32. In my judgment, the Tribunal has not sufficiently grappled with the evidence and the differences in the appellant’s accounts given over time in reaching its finding that there were no discrepancies. Unfortunately, the Tribunal offers little or any reasoning for that conclusion at para 34 of its determination. It was incumbent upon the Tribunal to both grapple with the evidence and provide a stratum of reasoning to explain its conclusion.

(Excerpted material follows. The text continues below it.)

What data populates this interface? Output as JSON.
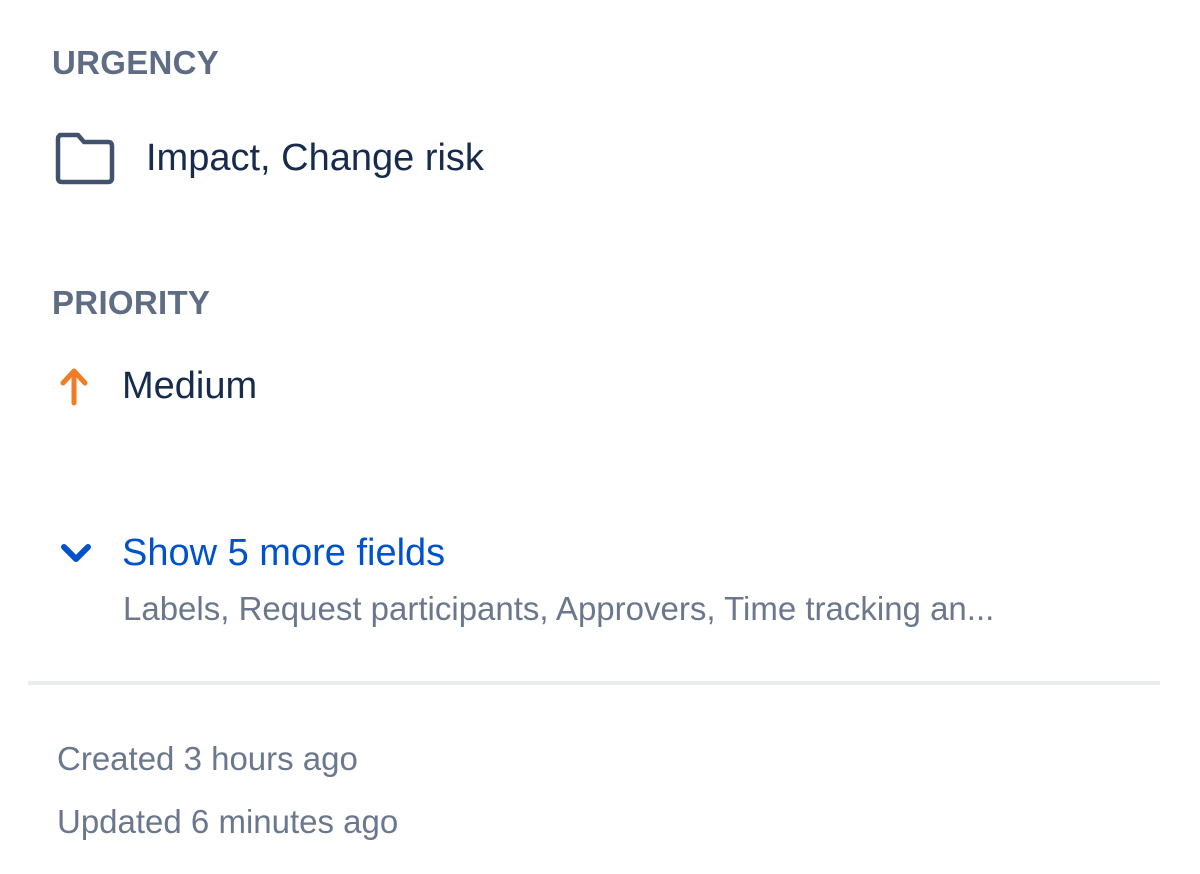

In my judgment, the Tribunal failed to consider, and provide adequate reasons for rejecting, the factual issues concerning the differences in the appellant’s accounts set out in the decision letter of 14 January 2014, in particular his account of his parents’ death and whether he and his sister were present. Its failure to do so, in my judgment, amounted to a material error of law in reaching its finding that para 399A(viii) did not apply so that the cancellation of the appellant’s refugee status was unlawful and that, therefore, the adjudicator’s finding in the appellant’s favour that he was a refugee and that his return to Kenya would breach Art 3 stood so that he could not be deported pursuant to the automatic deportation provisions of the 2007 Act.
Decision
33. The decision of the First-tier Tribunal to allow the appellant’s appeal involved the making of an error of law. That decision cannot stand and is set aside.
34. There are substantial issues of fact to be determined. Taking into account para 7.2 of the Senior President’s Practice Statement and the nature and extent of the fact-finding required, it is appropriate to remit this appeal to the First-tier Tribunal. That hearing will be de novo.
35. The Secretary of State does not rely on s.72 of the 2002 Act. The issues for the First-tier Tribunal will be whether the cancellation of the appellant’s refugee status was in accordance with para 399A(viii) and whether, in the light of that decision, the appellant falls within one of the exceptions set out in s.33 of the UK Borders Act 2007.
36. The appeal is remitted to the First-tier Tribunal for a rehearing on that basis; the Tribunal not to include Judge Holder or Ms V S Street JP.